Essentials to Teach New Employees When Training Them to Work Remotely
Working from home is a great perk for employees, but it also means that training is more crucial than ever. With face-to-face interaction limited to conference calls, team meetings, and video conferencing, new remote workers have fewer opportunities to ask questions and get answers quickly. So don’t leave your new workers spinning their wheels; plan ahead with these remote employee training essentials.
Working from home can be an exciting opportunity for disciplined and self-motivated employees to set limits on their personal time. Yet working from home can also be an isolating experience that drains employee morale faster than almost any other job complication. It’s up to you as the manager to keep your new workers happy while working away from the office.
Have a written remote working policy
The first step to managing remote workers is to have a clear and well-publicized policy. Employees who know exactly what to expect are much less likely to feel isolated or misunderstood.
A remote working policy should include the following:
- Which employees are eligible to work remotely
- What technology is required (e.g., phone, computer, internet service)
- What technology is recommended (e.g., webcam, headset, noise-canceling headphones)
- A policy on collaboration (e.g., will employees be expected to work autonomously or in teams?)
- A written emergency policy (e.g., what happens if an employee falls ill, becomes incapacitated, or has an emergency with a family member?)
By having this written down, employees always have a first port of call when they face queries about their work-from-home status.
Hold regular video conferencing meetings
Even the most dedicated remote workers will get cabin fever if they don’t have at least one opportunity to meet face-to-face with co-workers each month. While some departments might need to meet in person more often, most groups can get by with monthly or quarterly in-person get-togethers. Set your team up for success by ensuring everyone has a reliable video conferencing system and a headset or webcam.
A key tip for hosting remote meetings: keep a table of contents visible on the screen throughout the session. This will help you stay on track and save you time editing the video after the fact. Also, use video mute during breaks, so you don’t have to worry about background noise during the meeting.
Train new employees in product knowledge
Remote workers who have never seen your product in person are at a disadvantage regarding troubleshooting and debugging. Luckily, product training is much easier over the internet than in person, especially for complicated product demos.
You may want to consider creating a virtual product tour for new employees. This product training should be accessible anytime, anywhere, and can be revisited as often as necessary.

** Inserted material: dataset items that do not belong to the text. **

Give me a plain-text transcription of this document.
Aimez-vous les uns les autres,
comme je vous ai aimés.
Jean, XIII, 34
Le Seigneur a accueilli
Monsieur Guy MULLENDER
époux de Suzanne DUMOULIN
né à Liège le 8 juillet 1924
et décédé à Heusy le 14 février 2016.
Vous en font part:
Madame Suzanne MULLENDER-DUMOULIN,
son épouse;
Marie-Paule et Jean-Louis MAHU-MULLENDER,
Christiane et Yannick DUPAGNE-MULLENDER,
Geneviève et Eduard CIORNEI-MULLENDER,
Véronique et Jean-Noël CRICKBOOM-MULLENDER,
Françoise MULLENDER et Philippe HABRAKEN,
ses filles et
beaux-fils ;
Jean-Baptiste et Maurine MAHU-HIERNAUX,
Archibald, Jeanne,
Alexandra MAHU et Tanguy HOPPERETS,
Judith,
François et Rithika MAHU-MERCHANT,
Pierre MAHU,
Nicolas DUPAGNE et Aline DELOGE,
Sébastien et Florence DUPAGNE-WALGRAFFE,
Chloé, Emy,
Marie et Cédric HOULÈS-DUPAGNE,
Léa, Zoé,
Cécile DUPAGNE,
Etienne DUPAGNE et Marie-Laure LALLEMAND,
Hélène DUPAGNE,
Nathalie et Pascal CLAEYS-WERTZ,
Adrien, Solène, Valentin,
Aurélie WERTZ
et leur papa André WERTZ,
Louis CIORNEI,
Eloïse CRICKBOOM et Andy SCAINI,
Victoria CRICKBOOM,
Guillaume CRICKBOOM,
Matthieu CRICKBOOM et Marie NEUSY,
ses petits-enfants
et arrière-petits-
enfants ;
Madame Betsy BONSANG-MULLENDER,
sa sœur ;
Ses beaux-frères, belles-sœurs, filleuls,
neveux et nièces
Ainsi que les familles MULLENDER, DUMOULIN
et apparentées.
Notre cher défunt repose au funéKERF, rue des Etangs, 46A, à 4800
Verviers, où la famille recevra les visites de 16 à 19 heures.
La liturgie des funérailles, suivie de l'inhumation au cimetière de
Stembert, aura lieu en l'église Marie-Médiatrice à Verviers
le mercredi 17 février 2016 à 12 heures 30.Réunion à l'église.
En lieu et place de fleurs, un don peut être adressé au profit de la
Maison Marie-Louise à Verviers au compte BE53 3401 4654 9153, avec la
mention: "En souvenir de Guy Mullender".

Product training should cover the following points:
- What problem your product solves
- Why it’s better than your competitors
- How your product works
- How your customers/clients use your product
Teach new employees about cyber security
New remote workers may be blissfully unaware of the risks they face while working remotely. As a manager, you need to ensure that your employees know how to minimize the cyber security threats they face and report suspicious activity if they encounter it.
This can be as simple as walking new employees through the threat landscape for their specific position or department. You may also want to include pointers on accessing your company’s cyber security resources and reporting suspicious activity.
There are plenty of online resources and companies that you can outsource for cyber security tips.
Set clear work-life balance expectations
Last but not least, you must set clear work-life balance expectations. Remote workers who feel they’re not trusted to manage their time correctly will lose motivation and enthusiasm much more quickly than face-to-face employees.
A few ways to set clear work-life balance expectations include but are not limited to:
- Creating a written policy on work-life balance.
- Including guidelines for acceptable use of company equipment and internet, expected hours of work per week, and how to request time off.
- Holding regular one-on-one meetings with each employee. Use these meetings to check in on work-life balance, offer support, and give feedback. Remote workers should have the same access to coaching and performance reviews as non-remote employees.
Remote working can reduce the barriers between home and work. By ensuring your expectations are clear, remote workers should feel they can rest and relax, returning to work the next day energized and productive.
Working from home can be a great experience for employees, but it comes with its own challenges. Managers need to recognize these challenges and be prepared to overcome them to ensure success for their employees.
Having a remote working policy in place, regularly meeting with employees, and providing them with proper product training and cybersecurity education will provide remote workers with the support they need to do their jobs effectively while feeling appreciated.